Lady Denison-Pender Shoal

Geography
- Location: Indian Ocean
- Coordinates: 04°49′S 53°20′E﻿ / ﻿4.817°S 53.333°E
- Type: Shoal
- Archipelago: Seychelles
- Adjacent to: Indian Ocean
- Total islands: 0
- Highest elevation: −15 m (-49 ft)

Administration
- Seychelles
- Group: Outer Islands
- Sub-Group: Amirante Islands
- Districts: Outer Islands District

Demographics
- Ethnic groups: Creole, French, East Africans, Indians.

Additional information
- Time zone: SCT (UTC+4);
- ISO code: SC-26
- Official website: www.seychelles.travel/en/discover/the-islands/outer-islands

= Lady Denison-Pender Shoal =

Lady Denison-Pender Shoal is a shoal in Seychelles, lying in the Outer Islands of Seychelles, with a distance of 240 km south of Victoria, Seychelles.

==Geography==
This shoal, with a least depth of 14.6 m, is located immediately north of the Amirantes Bank, but separated from it by water more than 300 m deep.
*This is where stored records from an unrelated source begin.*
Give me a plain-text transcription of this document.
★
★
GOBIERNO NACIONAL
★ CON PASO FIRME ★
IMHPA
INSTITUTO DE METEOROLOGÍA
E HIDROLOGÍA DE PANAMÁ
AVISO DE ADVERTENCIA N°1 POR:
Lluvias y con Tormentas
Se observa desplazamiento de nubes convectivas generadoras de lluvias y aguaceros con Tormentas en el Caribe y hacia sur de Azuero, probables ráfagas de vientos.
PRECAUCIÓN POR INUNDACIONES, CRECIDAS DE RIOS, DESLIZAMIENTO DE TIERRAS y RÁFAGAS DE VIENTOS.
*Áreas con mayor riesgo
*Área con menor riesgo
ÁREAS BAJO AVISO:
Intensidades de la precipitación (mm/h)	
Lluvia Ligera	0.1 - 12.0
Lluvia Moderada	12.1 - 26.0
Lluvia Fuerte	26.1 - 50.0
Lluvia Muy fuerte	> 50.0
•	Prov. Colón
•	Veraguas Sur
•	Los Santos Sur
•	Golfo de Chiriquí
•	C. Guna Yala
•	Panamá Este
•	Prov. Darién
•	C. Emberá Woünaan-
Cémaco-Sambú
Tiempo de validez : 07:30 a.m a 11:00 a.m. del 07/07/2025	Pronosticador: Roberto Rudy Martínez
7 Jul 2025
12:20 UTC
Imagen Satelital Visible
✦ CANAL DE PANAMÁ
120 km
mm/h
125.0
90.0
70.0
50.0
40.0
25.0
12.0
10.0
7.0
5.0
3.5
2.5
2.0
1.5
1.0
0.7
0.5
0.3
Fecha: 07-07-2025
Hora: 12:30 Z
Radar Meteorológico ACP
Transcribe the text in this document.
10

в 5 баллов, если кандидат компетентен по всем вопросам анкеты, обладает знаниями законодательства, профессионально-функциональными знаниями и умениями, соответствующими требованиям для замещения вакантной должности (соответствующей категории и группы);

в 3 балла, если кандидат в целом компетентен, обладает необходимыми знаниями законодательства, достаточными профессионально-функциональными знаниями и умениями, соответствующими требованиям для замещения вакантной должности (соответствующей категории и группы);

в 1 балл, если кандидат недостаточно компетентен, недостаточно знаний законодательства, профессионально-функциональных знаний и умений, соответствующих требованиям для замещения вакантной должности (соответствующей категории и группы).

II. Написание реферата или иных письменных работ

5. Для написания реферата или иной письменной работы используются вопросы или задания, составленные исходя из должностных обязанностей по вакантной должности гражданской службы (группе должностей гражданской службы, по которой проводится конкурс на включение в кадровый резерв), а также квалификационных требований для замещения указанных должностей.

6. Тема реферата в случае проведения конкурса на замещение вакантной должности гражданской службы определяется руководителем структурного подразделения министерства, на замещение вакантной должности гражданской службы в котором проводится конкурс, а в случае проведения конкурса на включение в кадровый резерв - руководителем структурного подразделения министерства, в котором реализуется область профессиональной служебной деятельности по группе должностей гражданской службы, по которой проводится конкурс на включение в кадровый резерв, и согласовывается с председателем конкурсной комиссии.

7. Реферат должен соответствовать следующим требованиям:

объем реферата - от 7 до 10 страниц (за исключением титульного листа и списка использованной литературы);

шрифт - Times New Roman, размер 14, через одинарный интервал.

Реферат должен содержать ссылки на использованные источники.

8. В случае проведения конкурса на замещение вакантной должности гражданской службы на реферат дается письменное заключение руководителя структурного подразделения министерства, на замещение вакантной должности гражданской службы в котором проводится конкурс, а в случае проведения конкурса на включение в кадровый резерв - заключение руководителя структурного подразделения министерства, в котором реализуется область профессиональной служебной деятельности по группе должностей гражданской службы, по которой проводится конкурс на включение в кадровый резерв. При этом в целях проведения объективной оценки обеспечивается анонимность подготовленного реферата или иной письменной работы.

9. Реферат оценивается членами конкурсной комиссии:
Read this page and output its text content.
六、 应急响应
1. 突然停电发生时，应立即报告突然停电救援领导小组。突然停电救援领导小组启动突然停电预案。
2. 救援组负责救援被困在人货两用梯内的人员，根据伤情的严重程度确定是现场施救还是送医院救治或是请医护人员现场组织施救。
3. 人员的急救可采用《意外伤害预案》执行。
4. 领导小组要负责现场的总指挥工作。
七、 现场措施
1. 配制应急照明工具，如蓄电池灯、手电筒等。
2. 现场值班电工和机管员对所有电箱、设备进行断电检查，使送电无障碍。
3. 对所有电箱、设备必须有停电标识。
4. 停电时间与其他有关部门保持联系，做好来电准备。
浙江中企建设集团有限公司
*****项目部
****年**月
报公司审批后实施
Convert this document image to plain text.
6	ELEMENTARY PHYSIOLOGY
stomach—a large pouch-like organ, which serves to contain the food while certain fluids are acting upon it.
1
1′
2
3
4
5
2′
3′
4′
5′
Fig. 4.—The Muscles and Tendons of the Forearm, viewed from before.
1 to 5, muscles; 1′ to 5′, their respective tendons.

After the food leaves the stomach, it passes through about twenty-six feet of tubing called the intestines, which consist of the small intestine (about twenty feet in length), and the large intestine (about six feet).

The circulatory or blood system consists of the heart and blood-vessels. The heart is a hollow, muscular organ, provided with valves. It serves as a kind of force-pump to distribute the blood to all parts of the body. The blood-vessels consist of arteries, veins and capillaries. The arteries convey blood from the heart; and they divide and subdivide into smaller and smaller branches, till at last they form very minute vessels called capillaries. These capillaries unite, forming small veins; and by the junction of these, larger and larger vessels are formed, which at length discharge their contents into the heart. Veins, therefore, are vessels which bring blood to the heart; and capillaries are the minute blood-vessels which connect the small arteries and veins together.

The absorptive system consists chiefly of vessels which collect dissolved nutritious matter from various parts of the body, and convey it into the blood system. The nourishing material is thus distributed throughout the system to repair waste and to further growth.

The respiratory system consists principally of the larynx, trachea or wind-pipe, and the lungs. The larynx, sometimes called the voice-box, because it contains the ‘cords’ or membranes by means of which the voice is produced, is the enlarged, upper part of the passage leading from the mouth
It is located 10 km northwest of North Island on African Banks, the northernmost island of the Amirante Islands. It is named after the cable steamer CS Lady Denison Pender that was built in Glasgow in 1920 and was in service until 1963.

==Administration==
The shoal belongs to Outer Islands District, for EEZ purposes.